As a matter of fact, having a community who believes in the problem and feels part of the solutions is better than having a solution with no customers. The timing is even more critical when you are thinking of building a brand new category, which requires a lot more education around why a problem exists. In this case, you're setting yourself up to be a category leader.Think about companies like Salesforce and Hubspot. Each has become a category leader in its own right, building vibrant communities through their actions of evangelizing the problem they solve. For example, Salesforce's annual conference Dreamforce brings together 150,000-plus people who are passionate around solving problems that existed in the CRM space. And Hubspot brings together 24,000-plus people purely due to evangelism of the problem it's solving, followed by the product (not preceded by it).
Even if someone could build a better product/platform than Salesforce and Hubspot, the evangelism through their community building efforts laid such a strong foundation for these companies that no competitor could even come close to them. In these cases, and in the case of others that are true evangelists, evangelism isn't only in the DNA of the founding team but also in the entire community. This is how loyalty is built, and how momentum is gained.
One of the issues with brand evangelism to date is that it can sound a little abstract. People don't know exactly how to define it (or are defining it incorrectly), so then they aren't able to accurately tell whether they're succeeding with it. If you do it right, you can actually see how your brand evangelism is impacting your bottom line. In fact, I'd argue that this can be measured by your market caps compared to the second in your category without community and evangelism. If you're doing well in this area, your market caps will far exceed your nearest competitors.

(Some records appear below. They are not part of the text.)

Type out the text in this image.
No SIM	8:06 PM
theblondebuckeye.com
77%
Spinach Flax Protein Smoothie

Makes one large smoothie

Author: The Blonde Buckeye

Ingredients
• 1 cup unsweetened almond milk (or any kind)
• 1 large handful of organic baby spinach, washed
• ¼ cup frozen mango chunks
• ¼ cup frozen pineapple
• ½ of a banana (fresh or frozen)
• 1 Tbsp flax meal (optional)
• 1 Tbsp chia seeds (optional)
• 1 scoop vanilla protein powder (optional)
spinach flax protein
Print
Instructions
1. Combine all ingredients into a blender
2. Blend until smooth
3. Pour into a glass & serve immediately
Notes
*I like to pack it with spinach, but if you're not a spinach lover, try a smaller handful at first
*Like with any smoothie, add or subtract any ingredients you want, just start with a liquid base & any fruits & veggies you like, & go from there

The greatest result of evangelism is the net result of your employees, customers, future customers, influencers and community talking about your company's brand as synonymous with the problem and category you are trying to build. Let's say you develop software to help the commercial construction industry streamline the process of new construction. The problem you're solving is lengthy schedules and wasted costs due to inefficiencies. If you're handling brand evangelism well, you should see your brand name mentioned in any forums, social media conversations, etc., in which these problems are being discussed.
Can I be a brand evangelist?
If you want to move your company toward being a category leader, and experiencing exponential success, you can. You don't have to be a founder, CEO or have a manager-level title. What you do have to have, though, is deep belief in your brand's singular cause and a dedication to bring about change, gather people, connect others, bring life to the conversation and pursue your business's mission until the end.
The best brand evangelists don't bounce between new ideas and trends, but rather have one idea and purpose they're laser-focused upon. People follow them because they can trust them to continue to fight, no matter what happens. These people are not doing a "job"; they're on a mission to make change happen and bring a community together. You can absolutely be a brand evangelist if these are qualities near and dear to you.
As marketing expert Jay Baer has said, "If your stories are all about your products and services, that's not storytelling. It's a brochure. Give yourself permission to make the story bigger." By focusing on the problem you're solving, building a community of like-minded folks who are passionate about getting this problem solved and then making them part of the solution -- you make the story bigger, and your brand too.